We failed to mention a noteworthy birthday celebration held back on March 11th. Granny D turned 99 in frigid New Hampshire on January 24th, but a snowstorm forced her big party to be postponed. And it couldn't happen in February, because she was in sunny Arizona, writing a book! When it finally took place in March at the New Hampshire state capitol, the governor and hundreds more people sang "Happy Birthday" to her.
Granny D is Doris Haddock, and here's just some of what she's done since she turned 89, 10 years ago:
She walked, and cross-country skied, 16 kilometers a day, the entire way across the United States - arthritic back, emphysema, hearing aids in both ears and all - on behalf of an issue called campaign finance reform. She and those who walked part-way with her wore support buttons that read, "Go Granny, Go!"
Word soon spread that the old lady in the straw hat with a turkey feather stuck in it was just down the road or over the hill. Well-wishers gave her food and shelter and cheered her on.
At one point, activist Dick Gregory walked beside her. You're planting a seed for change, Gregory told her.
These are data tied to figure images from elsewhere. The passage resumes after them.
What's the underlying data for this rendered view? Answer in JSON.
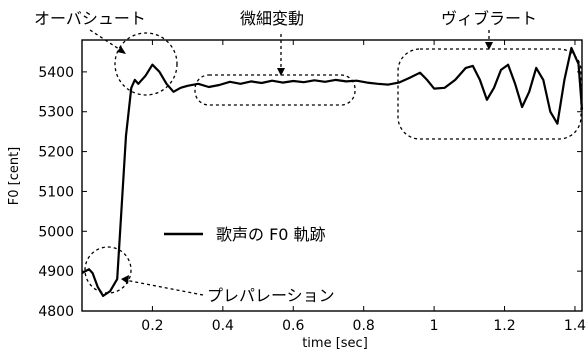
{
  "chart_data": {
    "type": "line",
    "title": "",
    "xlabel": "time [sec]",
    "ylabel": "F0 [cent]",
    "xlim": [
      0,
      1.42
    ],
    "ylim": [
      4800,
      5480
    ],
    "x_ticks": [
      0.2,
      0.4,
      0.6,
      0.8,
      1.0,
      1.2,
      1.4
    ],
    "x_tick_labels": [
      "0.2",
      "0.4",
      "0.6",
      "0.8",
      "1",
      "1.2",
      "1.4"
    ],
    "y_ticks": [
      4800,
      4900,
      5000,
      5100,
      5200,
      5300,
      5400
    ],
    "y_tick_labels": [
      "4800",
      "4900",
      "5000",
      "5100",
      "5200",
      "5300",
      "5400"
    ],
    "grid": false,
    "legend": {
      "placement": "center-left",
      "entries": [
        "歌声の F0 軌跡"
      ]
    },
    "series": [
      {
        "name": "歌声の F0 軌跡",
        "color": "#000000",
        "x": [
          0,
          0.02,
          0.03,
          0.045,
          0.06,
          0.08,
          0.1,
          0.125,
          0.14,
          0.15,
          0.16,
          0.18,
          0.2,
          0.22,
          0.24,
          0.26,
          0.28,
          0.3,
          0.33,
          0.36,
          0.39,
          0.42,
          0.45,
          0.48,
          0.51,
          0.54,
          0.57,
          0.6,
          0.63,
          0.66,
          0.69,
          0.72,
          0.75,
          0.78,
          0.81,
          0.84,
          0.87,
          0.9,
          0.93,
          0.96,
          0.98,
          1.0,
          1.03,
          1.06,
          1.09,
          1.11,
          1.13,
          1.15,
          1.17,
          1.19,
          1.21,
          1.23,
          1.25,
          1.27,
          1.29,
          1.31,
          1.33,
          1.35,
          1.37,
          1.39,
          1.41,
          1.42
        ],
        "y": [
          4895,
          4905,
          4895,
          4860,
          4838,
          4850,
          4880,
          5240,
          5360,
          5380,
          5370,
          5390,
          5418,
          5400,
          5370,
          5350,
          5360,
          5365,
          5370,
          5362,
          5367,
          5375,
          5370,
          5376,
          5372,
          5378,
          5373,
          5377,
          5374,
          5379,
          5375,
          5380,
          5376,
          5378,
          5373,
          5370,
          5368,
          5373,
          5385,
          5398,
          5380,
          5358,
          5360,
          5380,
          5410,
          5415,
          5380,
          5330,
          5360,
          5405,
          5418,
          5370,
          5312,
          5350,
          5410,
          5380,
          5300,
          5270,
          5380,
          5460,
          5420,
          5305
        ]
      }
    ],
    "annotations": [
      {
        "label": "オーバシュート",
        "target": "overshoot around 0.2 sec"
      },
      {
        "label": "微細変動",
        "target": "fine fluctuation 0.35–0.8 sec"
      },
      {
        "label": "ヴィブラート",
        "target": "vibrato 0.98–1.42 sec"
      },
      {
        "label": "プレパレーション",
        "target": "preparation around 0.05 sec"
      }
    ]
  }
}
That seed is going to grow and grow, and you just stay right on it, girl.
When Granny D finally reached Washington, D.C., on her long trek from the Rose Bowl football stadium in California, she gave a short speech at the Lincoln Memorial, urging Americans to pass laws that would reduce the influence of big money in political campaigns. She joked that she'd like to lead a running of the pigs down K Street, the pigs being the lobbyists who keep offices on that avenue.
Then in 2004, she ran a low-budget campaign of her own for the United States Senate, winning the Democratic nomination but losing the general election by a two-to-one margin to New Hampshire's incumbent U.S. Senator Judd Gregg.
Once what she calls an "office girl," then a shoe designer as a young woman, Doris Haddock is still sharp as a shoe tack, according to her friends. But Granny D won't be walking to the Rose Bowl any time soon.